Le Bureau de l’Assemblée nationale a adopté, mardi dernier, un arrêté portant réglementation des dépenses spéciales. Dans une note publiée hier, le PASTEF salue un texte qui encadre désormais les appuis financiers accordés par le président de l’institution. Catégories de bénéficiaires, conditions d’éligibilité, plafonds, paiement, justification et contrôle : le parti au pouvoir détaille ce qu’il considère comme une nouvelle étape dans la traçabilité des fonds sociaux de l’Assemblée.
Le terme « dépenses spéciales » utilisé au sein de l’Assemblée nationale renvoie désormais à un dispositif soumis à des règles précises. C’est en tout cas le sens de l’arrêté adopté par le Bureau de l’institution lors de sa réunion du mardi dernier. Dans une note intitulée « Traçabilité et réglementation des fonds sociaux de l’Assemblée nationale », le PASTEF-Les Patriotes explique les principales dispositions du texte.
Sonko et Cie encadrent viennent d’encadrer « la gestion des appuis financiers accordés par le Président de l’Assemblée nationale »
Selon le document, l’arrêté vise à encadrer « la gestion des appuis financiers accordés par le Président de l’Assemblée nationale ». Il ne s’agit donc plus, selon cette présentation, d’une enveloppe dont l’utilisation serait laissée à une appréciation générale. Le texte définit « les différentes catégories », fixe « les conditions d’éligibilité des bénéficiaires » et détermine « les plafonds applicables ».
Au-delà des demandes soumises à justification, le texte définit « les différentes catégories », fixe « les conditions d’éligibilité des bénéficiaires » et détermine « les plafonds applicables »

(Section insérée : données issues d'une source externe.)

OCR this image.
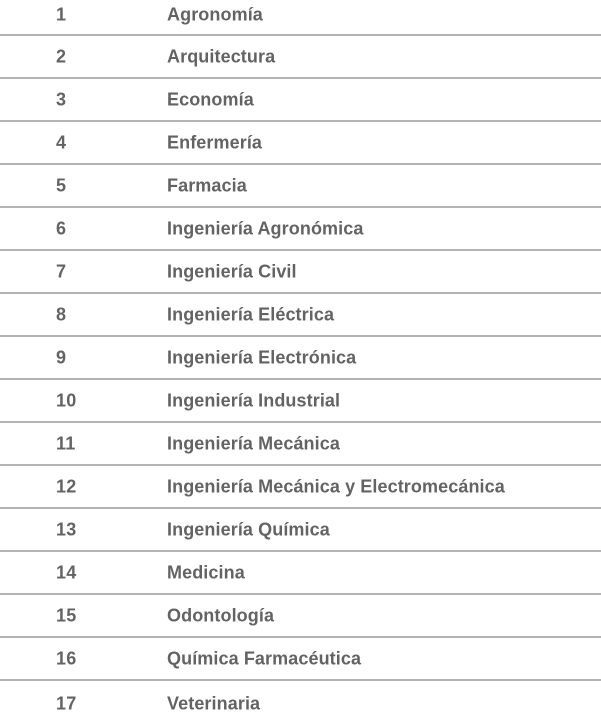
1	Agronomía
2	Arquitectura
3	Economía
4	Enfermería
5	Farmacia
6	Ingeniería Agronómica
7	Ingeniería Civil
8	Ingeniería Eléctrica
9	Ingeniería Electrónica
10	Ingeniería Industrial
11	Ingeniería Mecánica
12	Ingeniería Mecánica y Electromecánica
13	Ingeniería Química
14	Medicina
15	Odontología
16	Química Farmacéutica
17	Veterinaria
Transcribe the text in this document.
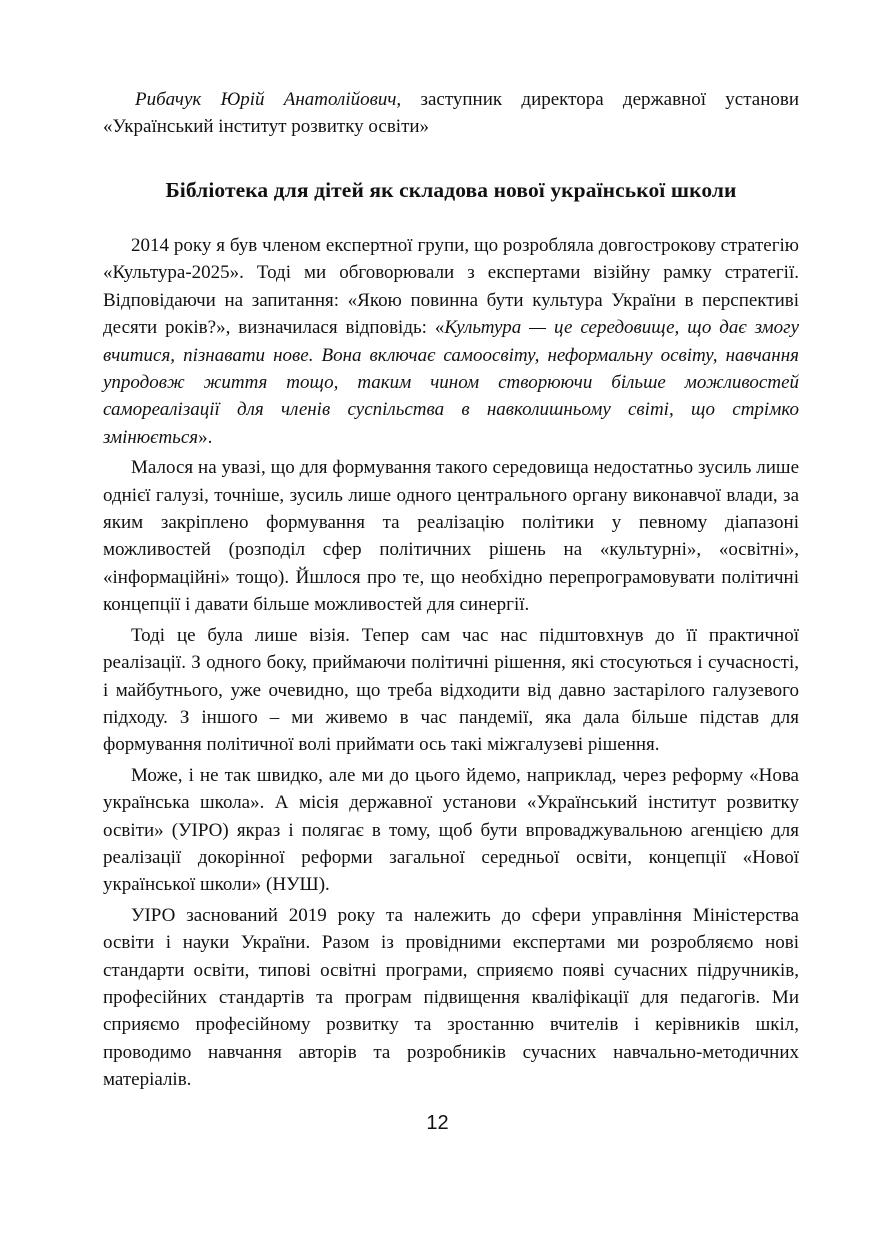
Рибачук Юрій Анатолійович, заступник директора державної установи «Український інститут розвитку освіти»

Бібліотека для дітей як складова нової української школи

2014 року я був членом експертної групи, що розробляла довгострокову стратегію «Культура-2025». Тоді ми обговорювали з експертами візійну рамку стратегії. Відповідаючи на запитання: «Якою повинна бути культура України в перспективі десяти років?», визначилася відповідь: «Культура — це середовище, що дає змогу вчитися, пізнавати нове. Вона включає самоосвіту, неформальну освіту, навчання упродовж життя тощо, таким чином створюючи більше можливостей самореалізації для членів суспільства в навколишньому світі, що стрімко змінюється».

Малося на увазі, що для формування такого середовища недостатньо зусиль лише однієї галузі, точніше, зусиль лише одного центрального органу виконавчої влади, за яким закріплено формування та реалізацію політики у певному діапазоні можливостей (розподіл сфер політичних рішень на «культурні», «освітні», «інформаційні» тощо). Йшлося про те, що необхідно перепрограмовувати політичні концепції і давати більше можливостей для синергії.

Тоді це була лише візія. Тепер сам час нас підштовхнув до її практичної реалізації. З одного боку, приймаючи політичні рішення, які стосуються і сучасності, і майбутнього, уже очевидно, що треба відходити від давно застарілого галузевого підходу. З іншого – ми живемо в час пандемії, яка дала більше підстав для формування політичної волі приймати ось такі міжгалузеві рішення.

Може, і не так швидко, але ми до цього йдемо, наприклад, через реформу «Нова українська школа». А місія державної установи «Український інститут розвитку освіти» (УІРО) якраз і полягає в тому, щоб бути впроваджувальною агенцією для реалізації докорінної реформи загальної середньої освіти, концепції «Нової української школи» (НУШ).

УІРО заснований 2019 року та належить до сфери управління Міністерства освіти і науки України. Разом із провідними експертами ми розробляємо нові стандарти освіти, типові освітні програми, сприяємо появі сучасних підручників, професійних стандартів та програм підвищення кваліфікації для педагогів. Ми сприяємо професійному розвитку та зростанню вчителів і керівників шкіл, проводимо навчання авторів та розробників сучасних навчально-методичних матеріалів.

12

L’autre aspect important concerne les modalités d’attribution et de paiement. L’arrêté fixe également « les modalités d’attribution, de paiement et de contrôle » des aides concernées. Le PASTEF précise que certaines demandes sont soumises à « des conditions strictes de justification ». Surtout, les activités « à caractère politique » sont explicitement exclues du champ d’application de l’arrêté. Autrement dit, les fonds concernés sont présentés comme destinés à des appuis répondant aux critères prévus par le dispositif et non au financement d’activités politiques.
Si le Trésorier de l’Assemblée est au cœur du paiement, les activités « à caractère politique » sont explicitement exclues du champ d’application de l’arrêté
Le texte prévoit par ailleurs que les aides financières accordées doivent respecter les règles d’exécution des dépenses prévues par le Règlement financier de l’Assemblée nationale. Le document du PASTEF insiste sur un point : « tout paiement doit être effectué par son Trésorier ». Cette disposition inscrit donc les dépenses spéciales dans le circuit financier de l’institution, avec un responsable identifié pour leur paiement. Le parti indique également que, dans le cadre de la refonte du Règlement financier de l’Assemblée nationale, le président de l’institution entend soumettre ces dépenses à des règles de vérification par la « Commission de Comptabilité et de Contrôle ».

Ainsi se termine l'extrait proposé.